The story begins very early, somewhere back towards the beginning of the second millennium BC, with the arrival in Asia Minor of the Hittites. These were a new kind of people in the Middle East; Indo-Europeans, arriving from the western Eurasian steppe, different in both language and culture. But they were far from being primitive barbarians. They had a legal system of their own and absorbed much of what Babylon could teach. They had enjoyed a virtual monopoly of iron in Asia; this not only had great agricultural importance but, together with their mastery of fortification and the chariot, gave the Hittites a military superiority which was the scourge of Egypt and Mesopotamia.

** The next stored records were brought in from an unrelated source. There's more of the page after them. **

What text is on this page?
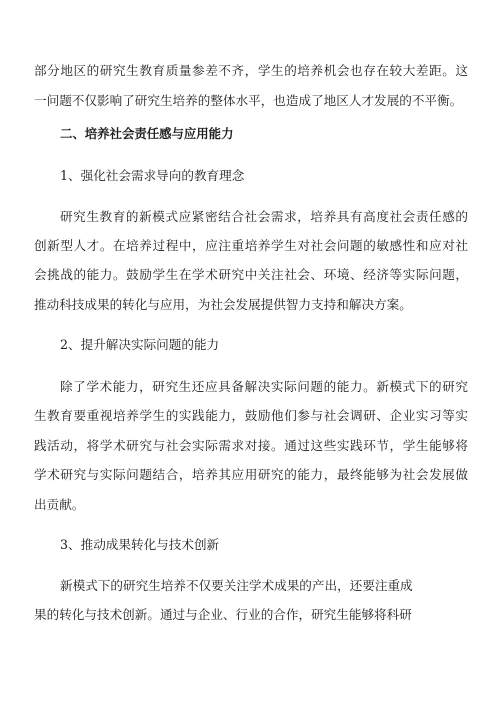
部分地区的研究生教育质量参差不齐，学生的培养机会也存在较大差距。这
一问题不仅影响了研究生培养的整体水平，也造成了地区人才发展的不平衡。
二、培养社会责任感与应用能力
1、强化社会需求导向的教育理念
研究生教育的新模式应紧密结合社会需求，培养具有高度社会责任感的
创新型人才。在培养过程中，应注重培养学生对社会问题的敏感性和应对社
会挑战的能力。鼓励学生在学术研究中关注社会、环境、经济等实际问题，
推动科技成果的转化与应用，为社会发展提供智力支持和解决方案。
2、提升解决实际问题的能力
除了学术能力，研究生还应具备解决实际问题的能力。新模式下的研究
生教育要重视培养学生的实践能力，鼓励他们参与社会调研、企业实习等实
践活动，将学术研究与社会实际需求对接。通过这些实践环节，学生能够将
学术研究与实际问题结合，培养其应用研究的能力，最终能够为社会发展做
出贡献。
3、推动成果转化与技术创新
新模式下的研究生培养不仅要关注学术成果的产出，还要注重成
果的转化与技术创新。通过与企业、行业的合作，研究生能够将科研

The raid which cut down Babylon in about 1590 BC was something like the high-water mark of the first Hittite ‘empire’. A period of eclipse and obscurity followed.
Then, in the first half of the fourteenth century, came a renaissance of Hittite power. This second and even more splendid era saw their hegemony stretch from the shores of the Mediterranean to the Persian Gulf. It dominated all of the Fertile Crescent except Egypt and successfully challenged even that great military power while being almost ceaselessly at war with the Mycenaeans. But, like other empires, it crumbled after a century or so, the end coming in about 1200 BC. There is a closeness of timing which some have thought too pronounced to be merely coincidental between the collapse of Hittite power and the attacks of ‘sea peoples’ recorded in the Egyptian records. The particular conquerors of the Hittites were a people from Thrace called the Phrygians, another Indo-European group that later would have a significant influence on Greek culture.
The ‘sea peoples’ were yet another indicator of the great folk movements of the era. Armed with iron, from the beginning of the twelfth century BC they were raiding the mainland of the eastern Mediterranean basin, ravaging Syrian and Levantine cities. Some of them may have been ‘refugees’ from the Mycenaean cities who moved first to the Dodecanese and then to Cyprus. One group among them, the Philistines, settled in Canaan in about 1175 BC and are commemorated still by a modern name derived from their own: Palestine. But Egyptians were the major victims of the sea peoples. Like the Vikings of the northern seas 2,000 years later, sea-borne invaders and raiders plunged down on the delta again and again, undeterred by occasional defeat, at one time even wresting it from Pharaoh’s control. Egypt was under great strain. In the early eleventh century she broke apart and was disputed between two kingdoms. Nor were the sea peoples Egypt’s only enemies; at one point a Libyan fleet appears to have raided the delta, though it was driven off. In the south, the Nubian frontier did not yet present a problem, but around 1000 BC an independent kingdom emerged in the Sudan which would later be troublesome. The tidal surge of barbarian peoples was wearing away the old structures of the Middle East just as it had worn away Mycenaean Greece.
This is far enough into the welter of events to make it clear that we have entered an age both too complex and too obscure for straightforward narration. Mercifully, there soon appear two threads through the turmoil. One is an old theme renewed, that of the continuing Mesopotamian tradition about to enter its last phase. The other is quite new. It begins with an event we cannot date and know only through tradition recorded centuries later, but which probably occurred during the testing time imposed on Egypt by the sea peoples. Whenever and however it happened, a turning-point had been reached in world history when there went out of Egypt people whom the Egyptians called Hebrews and the world later called Jews.
For many people over many centuries, mankind’s history before the coming of Christianity was the history of the Jews and what they recounted of the history of others. Both were written down in the books called the Old Testament, the sacred writings of the Jewish people, subsequently diffused worldwide in many languages by the Christian missionary impulse and the invention of printing. They were to be the first people to arrive at an abstract notion of God and to forbid his representation by images. No people has produced a greater historical impact from such comparatively insignificant origins and resources – origins so insignificant, indeed, that it is still difficult to be sure of very much about them.